TOKYO (Reuters) – It is headed for its worst weekly drop since the 2008 financial crisis, although it rose 2 percent on Friday, as investors watched demand dampened by the Corona virus epidemic and an increase in production by major producers.
And rose 70 cents, or 2.1 percent, to 33.92 dollars a barrel by 0540 GMT, after falling more than seven percent on Thursday. For the week, Brent is headed for a decline of about 25 percent, the biggest weekly decline since December 2008, when it fell nearly 26 percent.
US West Texas Intermediate crude rose 80 cents, or 2.5 percent, to $ 32.30 a barrel after falling more than a dollar in the previous session. West Texas crude is on the decline by more than 25 percent since the beginning of the week, and it is also the largest decline since the height of the financial crisis.

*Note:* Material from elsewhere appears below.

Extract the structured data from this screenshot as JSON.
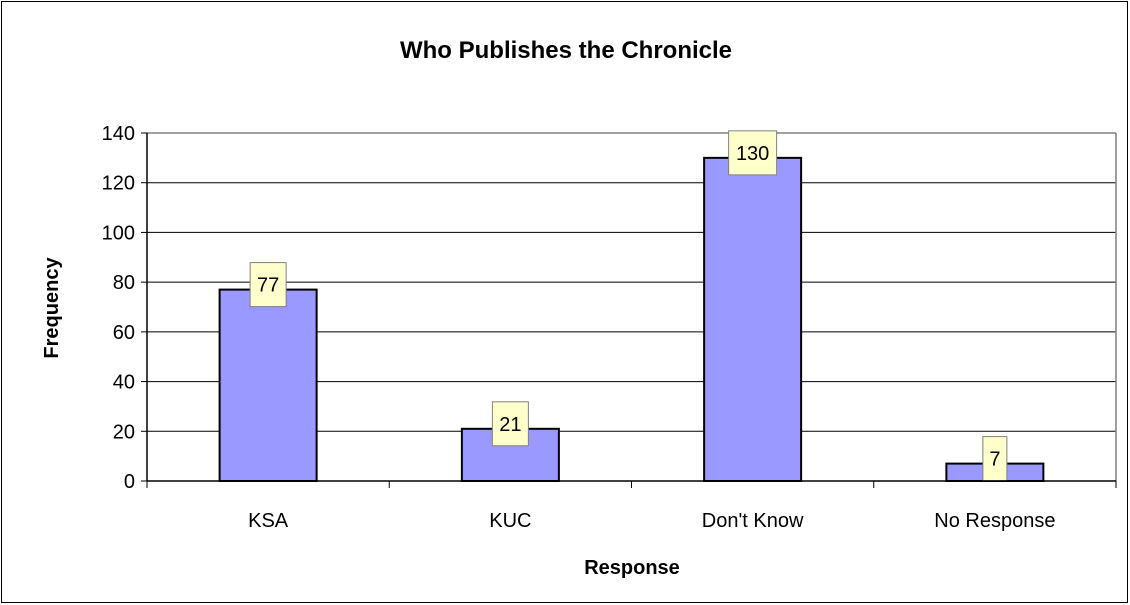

While the travel ban, the cancellation of events and other economic turmoil are affecting demand for crude, major oil producers are planning to add more barrels to a market filled with supplies.
An abundance of cheap oil from Saudi Arabia, the world’s largest oil exporter, and the UAE are causing mounting pressure on prices after the collapse of a price-support agreement with Russia last week.
“The increase in low-cost production is much greater than expected, and the collapse in demand due to the Corona virus appears to be increasingly large,” Goldman Sachs said, and the bank now expects what it says will be a record high oil surplus of 6 million bpd by April.
Russia, the world’s second largest oil producer, does not seem willing to return to its agreement with the Organization of the Petroleum Exporting Countries (OPEC).
Domestic oil production companies met with Russian Energy Minister Alexander Novak on Thursday but did not consider returning to the agreement, while Gazprom chief denied that the company plans to increase production in April.
(Prepared by Moataz Muhammad for the Arabic Bulletin).